Failing to gain such consent could mean that the agent is in breach of trust, and there may also be criminal consequences under the Bribery Act 2010. Agencies can protect themselves from such risks by including express ‘informed consent’ provisions in their standard terms and conditions. These considerations also apply to situations in which the agency introduces third party service providers to the tenants in return for an introduction fee or commission. Such arrangements might also lead to agencies having to consider their position in respect of data protection law.

  1. Data Protection

The nature of a letting agent’s business presents a higher GDPR compliance risk than is typical in most industries. Agencies will need to collect, use or disclose the personal data of tenants or landlords for a range of reasons, such as when they arrange for credit/right to rent checks, deal with utilities/amenities sub-contractors or arrange for repair/maintenance works. GDPR compliance is a complicated legal issue, and there can be serious consequences for a failure to comply (especially if the agency tends to take commission in the conduct of its business or use the landlord’s/tenant’s information for its own purposes). It is therefore crucial that letting agents: (1) ensure that their standard terms detail who is responsible for various areas of GDPR compliance, and (2) take legal advice on their GDPR compliance procedures.

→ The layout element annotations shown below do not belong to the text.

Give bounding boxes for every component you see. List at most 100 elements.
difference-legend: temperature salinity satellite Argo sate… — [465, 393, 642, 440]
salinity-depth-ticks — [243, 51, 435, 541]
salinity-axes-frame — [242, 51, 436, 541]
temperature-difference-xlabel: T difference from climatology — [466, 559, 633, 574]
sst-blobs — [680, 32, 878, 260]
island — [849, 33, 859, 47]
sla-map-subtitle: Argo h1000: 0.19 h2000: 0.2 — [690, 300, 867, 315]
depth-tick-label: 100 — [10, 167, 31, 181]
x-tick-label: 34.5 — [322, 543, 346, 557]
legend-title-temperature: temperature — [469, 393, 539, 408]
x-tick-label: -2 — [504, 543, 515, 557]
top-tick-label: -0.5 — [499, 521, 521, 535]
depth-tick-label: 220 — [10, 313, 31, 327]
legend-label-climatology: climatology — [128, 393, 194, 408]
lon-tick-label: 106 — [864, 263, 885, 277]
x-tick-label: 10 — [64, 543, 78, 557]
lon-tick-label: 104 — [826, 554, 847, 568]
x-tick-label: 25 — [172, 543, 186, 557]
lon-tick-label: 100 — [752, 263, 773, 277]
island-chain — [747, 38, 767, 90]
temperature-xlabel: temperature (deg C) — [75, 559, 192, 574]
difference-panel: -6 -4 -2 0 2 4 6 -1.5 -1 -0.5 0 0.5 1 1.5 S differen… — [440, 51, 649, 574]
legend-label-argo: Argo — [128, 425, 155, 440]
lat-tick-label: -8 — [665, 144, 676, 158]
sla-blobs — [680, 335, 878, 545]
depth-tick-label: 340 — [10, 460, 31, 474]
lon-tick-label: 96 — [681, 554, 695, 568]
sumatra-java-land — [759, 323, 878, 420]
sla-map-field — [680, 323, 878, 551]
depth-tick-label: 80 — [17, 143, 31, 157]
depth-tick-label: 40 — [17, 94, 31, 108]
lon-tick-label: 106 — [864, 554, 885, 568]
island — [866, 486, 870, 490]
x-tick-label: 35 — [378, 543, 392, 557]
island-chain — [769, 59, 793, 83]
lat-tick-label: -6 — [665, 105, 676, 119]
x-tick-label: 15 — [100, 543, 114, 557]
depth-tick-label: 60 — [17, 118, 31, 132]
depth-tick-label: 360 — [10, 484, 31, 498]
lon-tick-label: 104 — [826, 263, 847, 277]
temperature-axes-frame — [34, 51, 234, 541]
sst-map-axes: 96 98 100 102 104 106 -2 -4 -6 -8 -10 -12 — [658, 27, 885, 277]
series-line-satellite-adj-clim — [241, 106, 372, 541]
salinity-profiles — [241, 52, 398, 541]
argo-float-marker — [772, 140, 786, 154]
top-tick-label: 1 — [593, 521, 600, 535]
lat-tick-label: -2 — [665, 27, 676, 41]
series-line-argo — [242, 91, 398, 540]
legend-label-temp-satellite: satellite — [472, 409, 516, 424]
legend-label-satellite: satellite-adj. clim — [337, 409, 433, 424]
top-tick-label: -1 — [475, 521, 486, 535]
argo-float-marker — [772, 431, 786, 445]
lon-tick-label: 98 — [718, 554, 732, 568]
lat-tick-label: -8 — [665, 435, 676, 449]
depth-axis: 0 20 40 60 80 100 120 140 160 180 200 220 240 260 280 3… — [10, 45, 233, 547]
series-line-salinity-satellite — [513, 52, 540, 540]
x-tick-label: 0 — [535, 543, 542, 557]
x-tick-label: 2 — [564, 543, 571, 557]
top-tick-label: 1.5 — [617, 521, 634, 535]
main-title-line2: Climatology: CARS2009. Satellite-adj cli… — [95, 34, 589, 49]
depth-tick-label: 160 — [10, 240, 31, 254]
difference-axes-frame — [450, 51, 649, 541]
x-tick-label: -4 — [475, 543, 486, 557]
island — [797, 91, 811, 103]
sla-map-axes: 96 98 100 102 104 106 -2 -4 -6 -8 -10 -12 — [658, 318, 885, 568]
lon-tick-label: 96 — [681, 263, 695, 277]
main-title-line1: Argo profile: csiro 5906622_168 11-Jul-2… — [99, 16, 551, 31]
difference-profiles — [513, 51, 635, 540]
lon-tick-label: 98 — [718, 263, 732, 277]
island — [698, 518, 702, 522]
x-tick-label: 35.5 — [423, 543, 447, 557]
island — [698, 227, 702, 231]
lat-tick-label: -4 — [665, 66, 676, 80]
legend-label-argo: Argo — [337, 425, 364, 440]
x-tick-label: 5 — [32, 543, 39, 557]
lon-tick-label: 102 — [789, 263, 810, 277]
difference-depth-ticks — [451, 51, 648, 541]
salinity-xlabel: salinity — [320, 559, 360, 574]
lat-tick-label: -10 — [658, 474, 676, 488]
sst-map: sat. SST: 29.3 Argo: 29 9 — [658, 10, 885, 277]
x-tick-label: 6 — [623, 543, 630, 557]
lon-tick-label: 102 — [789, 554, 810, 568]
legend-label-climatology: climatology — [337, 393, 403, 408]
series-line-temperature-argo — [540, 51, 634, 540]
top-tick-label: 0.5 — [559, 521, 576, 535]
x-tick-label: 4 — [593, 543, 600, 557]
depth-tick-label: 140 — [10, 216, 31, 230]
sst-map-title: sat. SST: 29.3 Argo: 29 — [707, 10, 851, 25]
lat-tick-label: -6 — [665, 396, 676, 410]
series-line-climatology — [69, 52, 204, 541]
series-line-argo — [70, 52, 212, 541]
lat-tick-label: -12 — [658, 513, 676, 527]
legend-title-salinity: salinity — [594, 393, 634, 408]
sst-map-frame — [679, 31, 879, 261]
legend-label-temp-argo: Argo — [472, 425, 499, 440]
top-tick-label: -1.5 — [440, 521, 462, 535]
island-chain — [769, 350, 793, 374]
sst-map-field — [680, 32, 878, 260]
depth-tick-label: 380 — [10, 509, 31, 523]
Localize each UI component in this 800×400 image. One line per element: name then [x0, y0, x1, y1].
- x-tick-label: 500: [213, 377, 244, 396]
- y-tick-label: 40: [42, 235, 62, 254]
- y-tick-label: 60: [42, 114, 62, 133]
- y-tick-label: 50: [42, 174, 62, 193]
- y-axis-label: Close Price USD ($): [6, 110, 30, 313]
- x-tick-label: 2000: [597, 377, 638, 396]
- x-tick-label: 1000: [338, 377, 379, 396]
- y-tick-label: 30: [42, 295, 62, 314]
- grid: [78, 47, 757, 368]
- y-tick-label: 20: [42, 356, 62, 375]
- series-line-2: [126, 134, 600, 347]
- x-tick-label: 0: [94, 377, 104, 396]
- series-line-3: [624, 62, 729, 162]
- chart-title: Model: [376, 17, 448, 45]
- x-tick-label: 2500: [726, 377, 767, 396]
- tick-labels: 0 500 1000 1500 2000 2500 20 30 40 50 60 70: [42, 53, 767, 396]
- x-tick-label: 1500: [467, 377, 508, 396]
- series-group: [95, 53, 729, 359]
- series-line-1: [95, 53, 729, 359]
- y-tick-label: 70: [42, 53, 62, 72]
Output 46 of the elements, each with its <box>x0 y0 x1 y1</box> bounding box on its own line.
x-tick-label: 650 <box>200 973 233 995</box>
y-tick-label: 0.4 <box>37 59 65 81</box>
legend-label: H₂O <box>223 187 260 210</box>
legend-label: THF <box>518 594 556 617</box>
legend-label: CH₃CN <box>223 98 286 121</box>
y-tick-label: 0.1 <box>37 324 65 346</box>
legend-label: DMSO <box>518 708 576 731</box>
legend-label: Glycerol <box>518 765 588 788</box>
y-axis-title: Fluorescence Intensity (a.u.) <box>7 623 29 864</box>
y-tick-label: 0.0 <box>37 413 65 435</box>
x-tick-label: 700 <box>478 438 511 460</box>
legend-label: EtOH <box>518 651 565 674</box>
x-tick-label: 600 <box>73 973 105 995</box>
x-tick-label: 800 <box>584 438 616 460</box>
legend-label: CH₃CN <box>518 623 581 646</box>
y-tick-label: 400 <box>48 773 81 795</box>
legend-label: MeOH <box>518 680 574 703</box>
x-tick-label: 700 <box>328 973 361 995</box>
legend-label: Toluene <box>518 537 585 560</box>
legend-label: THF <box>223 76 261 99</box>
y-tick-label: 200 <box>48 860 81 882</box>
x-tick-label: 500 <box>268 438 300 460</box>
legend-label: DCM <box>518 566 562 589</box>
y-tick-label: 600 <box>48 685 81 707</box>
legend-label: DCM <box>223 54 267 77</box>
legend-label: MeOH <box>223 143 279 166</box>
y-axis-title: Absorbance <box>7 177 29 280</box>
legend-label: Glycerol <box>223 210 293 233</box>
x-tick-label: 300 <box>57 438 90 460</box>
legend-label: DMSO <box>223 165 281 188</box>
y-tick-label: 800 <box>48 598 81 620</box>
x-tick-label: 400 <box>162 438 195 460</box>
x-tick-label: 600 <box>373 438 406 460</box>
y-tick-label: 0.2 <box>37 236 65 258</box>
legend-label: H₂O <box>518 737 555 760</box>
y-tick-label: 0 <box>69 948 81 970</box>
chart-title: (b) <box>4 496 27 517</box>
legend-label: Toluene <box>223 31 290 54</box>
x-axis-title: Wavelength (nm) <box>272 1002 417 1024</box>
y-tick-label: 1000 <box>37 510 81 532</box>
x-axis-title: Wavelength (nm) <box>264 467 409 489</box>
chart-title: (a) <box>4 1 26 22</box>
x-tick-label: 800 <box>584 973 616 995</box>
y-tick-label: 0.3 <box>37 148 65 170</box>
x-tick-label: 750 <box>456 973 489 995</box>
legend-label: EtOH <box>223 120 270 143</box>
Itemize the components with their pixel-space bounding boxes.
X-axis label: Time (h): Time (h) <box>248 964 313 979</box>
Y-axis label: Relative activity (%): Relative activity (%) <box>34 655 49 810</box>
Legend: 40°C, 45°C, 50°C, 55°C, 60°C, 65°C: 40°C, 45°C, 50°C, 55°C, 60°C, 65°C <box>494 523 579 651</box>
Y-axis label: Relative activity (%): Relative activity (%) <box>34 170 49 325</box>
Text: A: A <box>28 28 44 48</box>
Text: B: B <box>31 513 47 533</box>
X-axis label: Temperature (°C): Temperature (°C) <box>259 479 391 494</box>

Ultimately, in the event of a dispute, a quality set of terms and conditions can save significant amounts of time and money for letting agents. Agencies are therefore likely to be better off in the medium/long term if they take good legal advice as early as possible in relation to the structure and content of their standard terms. Whilst the TFA is an important new area of regulation in the industry, it is only one of a broad range of legal obstacles that agencies have to contend with.